Last year, I was in a pretty low place. The pile up of my 2019 and then our collective 2020-2021 was hitting me and I felt like things were pretty hopeless. On the surface, it didn't make any sense - after all, wasn't I well past the worst days of grief? The reality was, though, that I felt pretty lost and like things were pointless.
It's hard to articulate those feelings to people and when I did, I was often met with "Why? Things are good!" And yes, that was true - I live in a beautiful place and have very few day-to-day stressors at this point. So, what was wrong?
Nothing was. I simply was experiencing the disappointment attached to three years of constant upheaval.
Everyone is different but routine is a personal killer. I thrive on variety and adventure. And when both were whittled away due to personal loss and then pandemic, it felt like I was reliving the same monotony day in and day out. Are there bigger concerns in the world? Yes, of course. I knew I was lucky to be healthy, employed, and in a safe place in the world. But, we can know all of that and still feel very real disappointment that life isn't going the way we'd planned or hoped.
There is danger in getting stuck in disappointment but I also believe there is danger in denying it.

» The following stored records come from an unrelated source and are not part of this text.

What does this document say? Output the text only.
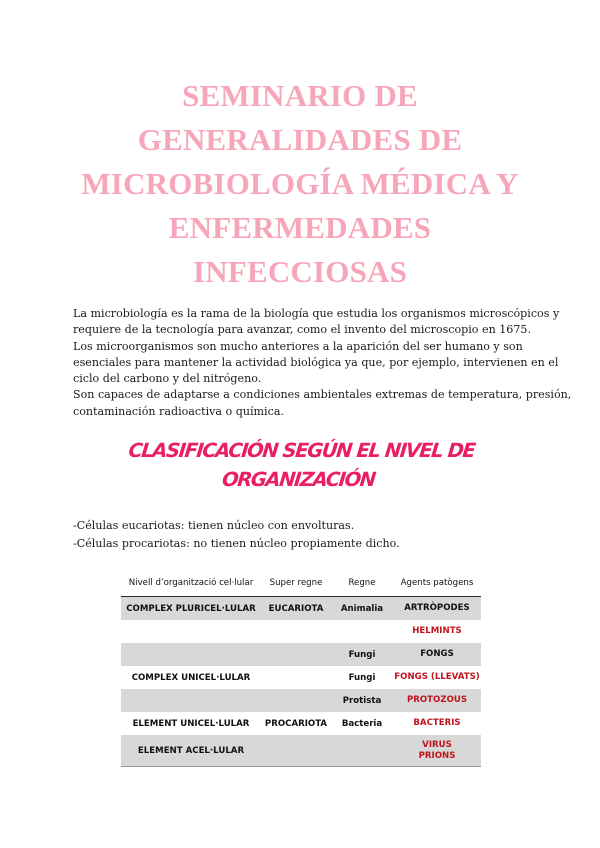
SEMINARIO DE
GENERALIDADES DE
MICROBIOLOGÍA MÉDICA Y
ENFERMEDADES
INFECCIOSAS
La microbiología es la rama de la biología que estudia los organismos microscópicos y
requiere de la tecnología para avanzar, como el invento del microscopio en 1675.
Los microorganismos son mucho anteriores a la aparición del ser humano y son
esenciales para mantener la actividad biológica ya que, por ejemplo, intervienen en el
ciclo del carbono y del nitrógeno.
Son capaces de adaptarse a condiciones ambientales extremas de temperatura, presión,
contaminación radioactiva o química.
CLASIFICACIÓN SEGÚN EL NIVEL DE
ORGANIZACIÓN
-Células eucariotas: tienen núcleo con envolturas.
-Células procariotas: no tienen núcleo propiamente dicho.
Nivell d’organització cel·lular	Super regne	Regne	Agents patògens
COMPLEX PLURICEL·LULAR	EUCARIOTA	Animalia	ARTRÒPODES

			HELMINTS

		Fungi	FONGS

COMPLEX UNICEL·LULAR		Fungi	FONGS (LLEVATS)

		Protista	PROTOZOUS

ELEMENT UNICEL·LULAR	PROCARIOTA	Bacteria	BACTERIS

ELEMENT ACEL·LULAR			VIRUS
PRIONS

To say that I was "fine" wasn't true and was denying a very real part of who I am. (And honestly - who wouldn't feel residual disappointment after so much stress?)
I don't think it's a coincidence that I can now see possibility again after things have mostly opened up and I'm able to travel and explore. This also coincides with personal losses dissipating (for now - I still can't assume no one I love will die suddenly...). That bit of breathing room has finally helped me feel like the heaviness of loss has lifted. And maybe that's the change, too: I have experienced a lot of loss in a short amount of time and understand how much I can no longer take for granted.
Regardless of what fuels us - for me, it's adventure and for others, it's security - we need to allow ourselves the space to feel, admit, and express disappointment. It's normal and healthy. Adopting a Stepford Wives persona denies our wants and needs and can kill motivation entirely. It's okay to be disappointed, just as it's okay to strive for more.